(7 months ago)
Lords ChamberMy Lords, the number of amendments discussed today highlights just how many issues there are with the exploitation of leaseholders. The noble Baroness, Lady Taylor, mentioned the option of some pre-scrutiny with people who have expertise in this area—although I am not suggesting that I am one of them. That might have benefited this legislation.
Normally, with leasehold properties, people think that they are buying a house or a flat, but then they are laden with decades of financial obligations to a landlord who can charge a ridiculously long list of things to the leaseholders. That does not seem to be a very fair system. There are far more problems than your Lordships’ Committee will be able to resolve, so there is clearly a need for further legislation when a new Government come to power. I hope that the new Government will consider the issues raised in Committee, including my Amendment 78B, which shines a light on the growing trend of public assets being funded by leaseholders. For example, green spaces, play areas and roads are often being charged to leaseholders, even when they are freely accessed by the wider community.
These leaseholders are facing a double taxation: they are paying their council tax, which is used to fund play areas and roads provided by the local authority, and they are also being charged by their landlord for play areas and roads that are within the estate. There seems to a case for these publicly available assets to be brought into local authority management, ownership and funding. I would appreciate it if the Minister, and any budding future Ministers, could give their thoughts on the issue and perhaps undertake to look at it further.
My Lords, my main focus so far has been boosting leaseholder control over service charges by removing barriers to the right to manage.
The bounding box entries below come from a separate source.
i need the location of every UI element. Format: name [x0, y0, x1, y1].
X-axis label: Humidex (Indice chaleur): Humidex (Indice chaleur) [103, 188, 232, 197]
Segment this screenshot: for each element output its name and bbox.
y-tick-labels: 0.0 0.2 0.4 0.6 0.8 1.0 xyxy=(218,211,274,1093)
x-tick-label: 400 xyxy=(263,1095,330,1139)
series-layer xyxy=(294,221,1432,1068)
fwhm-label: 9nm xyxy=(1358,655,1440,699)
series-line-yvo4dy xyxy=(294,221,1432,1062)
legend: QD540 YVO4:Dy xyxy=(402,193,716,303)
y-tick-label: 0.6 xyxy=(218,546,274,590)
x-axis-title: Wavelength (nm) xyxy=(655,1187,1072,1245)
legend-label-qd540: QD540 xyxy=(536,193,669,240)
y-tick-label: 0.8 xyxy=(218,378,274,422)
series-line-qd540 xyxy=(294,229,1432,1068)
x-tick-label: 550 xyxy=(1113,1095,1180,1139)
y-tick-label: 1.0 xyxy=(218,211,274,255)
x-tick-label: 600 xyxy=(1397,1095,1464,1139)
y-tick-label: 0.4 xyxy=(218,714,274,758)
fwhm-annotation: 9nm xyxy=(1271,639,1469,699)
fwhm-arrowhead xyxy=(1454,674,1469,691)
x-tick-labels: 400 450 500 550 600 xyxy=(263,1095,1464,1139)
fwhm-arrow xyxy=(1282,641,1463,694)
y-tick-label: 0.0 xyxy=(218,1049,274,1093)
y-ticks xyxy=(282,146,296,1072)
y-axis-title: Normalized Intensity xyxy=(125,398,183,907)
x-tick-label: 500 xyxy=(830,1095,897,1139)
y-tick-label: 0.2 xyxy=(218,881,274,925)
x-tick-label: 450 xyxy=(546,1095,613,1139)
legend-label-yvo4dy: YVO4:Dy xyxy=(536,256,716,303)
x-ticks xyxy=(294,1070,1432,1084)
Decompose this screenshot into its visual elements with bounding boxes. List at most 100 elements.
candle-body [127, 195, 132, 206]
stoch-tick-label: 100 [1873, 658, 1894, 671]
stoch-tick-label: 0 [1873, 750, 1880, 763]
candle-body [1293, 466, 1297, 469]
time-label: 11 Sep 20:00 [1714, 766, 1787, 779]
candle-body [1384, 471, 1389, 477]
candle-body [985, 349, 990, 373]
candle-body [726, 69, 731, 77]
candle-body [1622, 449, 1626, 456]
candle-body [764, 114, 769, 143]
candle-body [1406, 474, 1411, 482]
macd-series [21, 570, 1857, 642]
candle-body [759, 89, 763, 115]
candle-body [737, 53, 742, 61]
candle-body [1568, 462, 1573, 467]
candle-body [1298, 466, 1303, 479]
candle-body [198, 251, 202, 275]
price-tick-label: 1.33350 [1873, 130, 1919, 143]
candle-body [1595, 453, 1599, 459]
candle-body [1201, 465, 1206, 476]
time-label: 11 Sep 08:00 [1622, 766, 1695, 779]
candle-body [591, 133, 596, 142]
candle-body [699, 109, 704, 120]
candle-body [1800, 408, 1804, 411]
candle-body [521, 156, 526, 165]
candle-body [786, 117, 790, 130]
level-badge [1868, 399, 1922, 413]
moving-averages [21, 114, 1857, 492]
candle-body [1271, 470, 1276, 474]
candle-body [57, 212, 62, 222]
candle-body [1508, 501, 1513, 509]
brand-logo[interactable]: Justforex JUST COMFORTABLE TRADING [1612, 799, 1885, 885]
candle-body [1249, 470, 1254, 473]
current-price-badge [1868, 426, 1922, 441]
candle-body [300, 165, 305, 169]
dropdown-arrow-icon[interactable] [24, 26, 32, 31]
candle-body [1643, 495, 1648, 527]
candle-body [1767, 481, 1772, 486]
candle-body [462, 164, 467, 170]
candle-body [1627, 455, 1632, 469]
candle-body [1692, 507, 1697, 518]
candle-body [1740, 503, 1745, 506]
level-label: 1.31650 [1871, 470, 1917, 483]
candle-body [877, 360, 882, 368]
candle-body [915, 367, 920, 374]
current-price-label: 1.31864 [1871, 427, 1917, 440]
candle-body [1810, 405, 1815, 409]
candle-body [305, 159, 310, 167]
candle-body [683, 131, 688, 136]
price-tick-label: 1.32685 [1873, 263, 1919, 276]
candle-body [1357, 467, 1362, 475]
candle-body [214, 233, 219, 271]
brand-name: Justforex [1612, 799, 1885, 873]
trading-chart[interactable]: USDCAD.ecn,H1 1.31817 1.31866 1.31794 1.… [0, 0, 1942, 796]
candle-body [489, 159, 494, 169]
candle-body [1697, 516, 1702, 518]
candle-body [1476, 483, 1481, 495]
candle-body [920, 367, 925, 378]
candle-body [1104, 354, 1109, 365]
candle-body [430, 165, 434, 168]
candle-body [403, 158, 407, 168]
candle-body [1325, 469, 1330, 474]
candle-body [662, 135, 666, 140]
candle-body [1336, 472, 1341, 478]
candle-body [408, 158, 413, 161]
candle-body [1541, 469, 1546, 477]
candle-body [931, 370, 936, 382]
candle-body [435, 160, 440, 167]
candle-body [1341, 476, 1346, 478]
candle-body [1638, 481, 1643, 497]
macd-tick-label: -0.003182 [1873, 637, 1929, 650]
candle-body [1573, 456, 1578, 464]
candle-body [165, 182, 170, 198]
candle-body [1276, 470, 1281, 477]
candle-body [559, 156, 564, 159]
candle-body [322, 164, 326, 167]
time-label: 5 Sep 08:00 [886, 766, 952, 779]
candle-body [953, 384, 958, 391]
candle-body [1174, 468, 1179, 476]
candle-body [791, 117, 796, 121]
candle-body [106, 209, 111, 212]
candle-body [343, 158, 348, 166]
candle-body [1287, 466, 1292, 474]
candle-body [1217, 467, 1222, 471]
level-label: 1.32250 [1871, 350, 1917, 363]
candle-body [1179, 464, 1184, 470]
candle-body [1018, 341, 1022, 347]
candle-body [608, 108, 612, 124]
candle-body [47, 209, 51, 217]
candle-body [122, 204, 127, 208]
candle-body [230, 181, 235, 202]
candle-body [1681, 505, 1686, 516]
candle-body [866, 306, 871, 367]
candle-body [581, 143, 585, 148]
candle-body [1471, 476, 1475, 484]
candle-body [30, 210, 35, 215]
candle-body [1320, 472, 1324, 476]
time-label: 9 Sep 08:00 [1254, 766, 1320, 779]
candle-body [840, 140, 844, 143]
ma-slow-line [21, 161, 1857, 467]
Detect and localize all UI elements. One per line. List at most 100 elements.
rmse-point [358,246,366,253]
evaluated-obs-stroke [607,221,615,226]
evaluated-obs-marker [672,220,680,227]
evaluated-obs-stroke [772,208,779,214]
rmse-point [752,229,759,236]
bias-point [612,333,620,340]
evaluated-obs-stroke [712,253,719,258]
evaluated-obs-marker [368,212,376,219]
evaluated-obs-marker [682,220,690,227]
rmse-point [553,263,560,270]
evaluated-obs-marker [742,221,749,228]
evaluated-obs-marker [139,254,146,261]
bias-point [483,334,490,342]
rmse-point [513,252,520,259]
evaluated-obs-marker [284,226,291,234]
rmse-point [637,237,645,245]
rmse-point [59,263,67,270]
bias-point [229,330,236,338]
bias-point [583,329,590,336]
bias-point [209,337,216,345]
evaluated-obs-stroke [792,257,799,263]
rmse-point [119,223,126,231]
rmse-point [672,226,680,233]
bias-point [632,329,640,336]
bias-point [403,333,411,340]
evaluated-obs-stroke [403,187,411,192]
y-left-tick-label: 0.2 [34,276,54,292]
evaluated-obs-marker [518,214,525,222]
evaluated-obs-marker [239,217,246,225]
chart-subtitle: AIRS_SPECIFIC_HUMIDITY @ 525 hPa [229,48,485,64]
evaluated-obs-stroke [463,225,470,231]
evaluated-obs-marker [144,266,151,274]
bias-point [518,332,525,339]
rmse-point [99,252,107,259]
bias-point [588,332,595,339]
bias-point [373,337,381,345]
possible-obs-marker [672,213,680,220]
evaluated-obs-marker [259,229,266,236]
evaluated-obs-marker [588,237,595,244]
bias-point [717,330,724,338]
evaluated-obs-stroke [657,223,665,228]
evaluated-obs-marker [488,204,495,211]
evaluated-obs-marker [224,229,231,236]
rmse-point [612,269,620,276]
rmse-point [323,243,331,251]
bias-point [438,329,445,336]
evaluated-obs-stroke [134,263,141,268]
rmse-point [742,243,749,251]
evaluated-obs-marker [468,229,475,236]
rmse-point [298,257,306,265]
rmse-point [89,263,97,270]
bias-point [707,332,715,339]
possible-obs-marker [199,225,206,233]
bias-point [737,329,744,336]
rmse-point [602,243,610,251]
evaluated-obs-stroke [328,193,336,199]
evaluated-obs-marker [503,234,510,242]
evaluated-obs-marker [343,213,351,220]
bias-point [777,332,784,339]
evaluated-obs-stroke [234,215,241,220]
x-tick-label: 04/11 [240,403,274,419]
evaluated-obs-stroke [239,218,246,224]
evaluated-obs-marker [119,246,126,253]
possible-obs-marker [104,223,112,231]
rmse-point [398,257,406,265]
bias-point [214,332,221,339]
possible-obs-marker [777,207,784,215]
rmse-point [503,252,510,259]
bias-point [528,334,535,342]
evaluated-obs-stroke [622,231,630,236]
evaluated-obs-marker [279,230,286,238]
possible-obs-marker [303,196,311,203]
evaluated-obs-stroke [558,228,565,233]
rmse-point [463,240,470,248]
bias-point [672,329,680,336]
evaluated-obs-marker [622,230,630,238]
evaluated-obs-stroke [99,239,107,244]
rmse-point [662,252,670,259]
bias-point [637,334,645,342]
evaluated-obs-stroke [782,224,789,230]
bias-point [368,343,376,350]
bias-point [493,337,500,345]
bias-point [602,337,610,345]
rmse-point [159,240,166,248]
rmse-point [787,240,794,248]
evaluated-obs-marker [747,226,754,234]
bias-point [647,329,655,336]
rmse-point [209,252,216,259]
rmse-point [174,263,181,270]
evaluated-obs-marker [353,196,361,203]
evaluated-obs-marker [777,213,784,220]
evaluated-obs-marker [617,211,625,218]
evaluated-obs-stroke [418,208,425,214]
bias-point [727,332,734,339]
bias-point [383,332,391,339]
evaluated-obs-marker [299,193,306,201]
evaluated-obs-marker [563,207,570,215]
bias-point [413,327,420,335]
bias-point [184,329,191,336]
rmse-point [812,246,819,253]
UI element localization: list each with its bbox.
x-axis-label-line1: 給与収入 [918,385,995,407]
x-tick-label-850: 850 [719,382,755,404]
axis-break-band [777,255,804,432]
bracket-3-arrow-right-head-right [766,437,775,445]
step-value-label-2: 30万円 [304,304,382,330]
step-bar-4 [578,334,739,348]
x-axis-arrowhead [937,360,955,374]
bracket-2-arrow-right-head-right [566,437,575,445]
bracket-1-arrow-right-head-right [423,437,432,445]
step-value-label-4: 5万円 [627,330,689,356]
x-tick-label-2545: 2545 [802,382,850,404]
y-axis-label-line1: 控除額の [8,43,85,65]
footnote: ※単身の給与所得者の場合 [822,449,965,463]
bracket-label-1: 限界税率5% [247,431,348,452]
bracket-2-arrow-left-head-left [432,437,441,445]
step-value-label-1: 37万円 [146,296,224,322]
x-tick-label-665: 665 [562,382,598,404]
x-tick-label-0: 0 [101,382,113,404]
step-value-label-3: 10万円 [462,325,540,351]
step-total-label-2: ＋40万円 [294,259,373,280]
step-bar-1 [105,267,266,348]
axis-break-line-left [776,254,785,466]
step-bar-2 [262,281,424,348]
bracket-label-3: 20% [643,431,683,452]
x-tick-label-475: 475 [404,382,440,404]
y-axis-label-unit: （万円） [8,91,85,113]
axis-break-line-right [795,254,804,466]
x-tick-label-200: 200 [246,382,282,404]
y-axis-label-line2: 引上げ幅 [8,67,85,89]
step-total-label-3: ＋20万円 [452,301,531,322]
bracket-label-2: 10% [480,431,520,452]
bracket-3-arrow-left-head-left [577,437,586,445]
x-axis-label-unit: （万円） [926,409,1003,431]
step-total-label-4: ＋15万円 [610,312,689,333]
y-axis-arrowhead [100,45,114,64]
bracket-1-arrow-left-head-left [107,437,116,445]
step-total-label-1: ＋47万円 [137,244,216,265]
However, we must dramatically reform the law for leaseholders who cannot gain this control and who wish to stand up to their freeholder on service charges. It is positive that the Government are enforcing service charge transparency and disclosure with the new right-to-inform scheme in Part 4, Clause 55, which makes changes to the Landlord and Tenant Act 1985, but I believe we need to go further and make it easier for leaseholders to challenge rip-off freeholders with their service charge.
Tribunals are very stressful: they take a long time and often do not have the power to enforce their decisions. This leaves leaseholders in a very strong predicament. Leaseholders normally have to file another application with the county court to get their money back for any overcharging, at least as they see it. My Amendment 78A is all about enforcement and giving teeth to tribunals’ decisions, where it has been determined that the service charges that the leaseholders have paid were not payable or were unreasonably incurred.
Various rules in Parliament have been passed in an attempt to regulate this behaviour of freeholders; again, I mean poor freeholders—the whole market is not like this. Often, these work only when leaseholders have the time, money and energy to enforce them at tribunal, which then is not always guaranteed when residents are up against armies of layers. Freeholders often hold many freeholds and have a big financial backing behind them and can just tire out leaseholders—they can work them into the ground and threaten them with forfeiture, for instance, should something go wrong. The Secretary of State was right to say that we need to put the squeeze on freeholders, but that means making freeholders actually fear leaseholders bringing cases against them at tribunal.
In my Second Reading speech, I mentioned that research from Hamptons has shown that leaseholders paid £7.6 billion in service charges. Many of those service charges were overcharge, and we want to create a situation where leaseholders can fight back. The annual service charge for flats in England and Wales has increased by 8.4% since the beginning quarter of 2023. Around 270,000 leaseholders are now paying more than £5,000 a year in service charges, which could quickly become a second mortgage for many leaseholders.
My Amendment 78A seeks to amend the Landlord and Tenant Act 1985 regime for service charge disputes to try to make service charge tribunals against freeholders more serious by taking three important steps. One is by providing an opt-out. At the moment, leaseholders have to sign up for a case to benefit. Even if the tribunal determines that they have been overcharged, unless they have signed up their neighbour may receive a payment but they will not because they did not sign up. That is unfair in modern life: you could be elderly; you could have children; you could just be away when all these things are going on. Your neighbour would receive benefit and you would not, even though you would also have overpaid. That is why we need an opt-out, not an opt-in, to make it more serious.
Secondly, after a successful Section 27A challenge by any leaseholder in a block, the freeholder would be under a duty to account to all leaseholders within a two-month period of the decision being handed down. This means that any money overpaid would have to be paid back within two months, because leaseholders—many of them owning a place for the first time, many of them young people, many of them elderly people on fixed incomes—have paid out this money which they often could not afford. They should get it back in a speedy fashion.
Thirdly, there should be interest after a two-month period if the freeholder has not paid back money owed to the leaseholders. This is to give the sanction some bite and to make sure that a freeholder does not just wait out hapless leaseholders because they have all the power and the financial power.
I would like to see some more action in this Bill to deter and punish bad behaviour by freeholders and ensure that leaseholders can swiftly get their money back where overcharging has been determined by a tribunal. My Amendment 78A gets us closer to that position.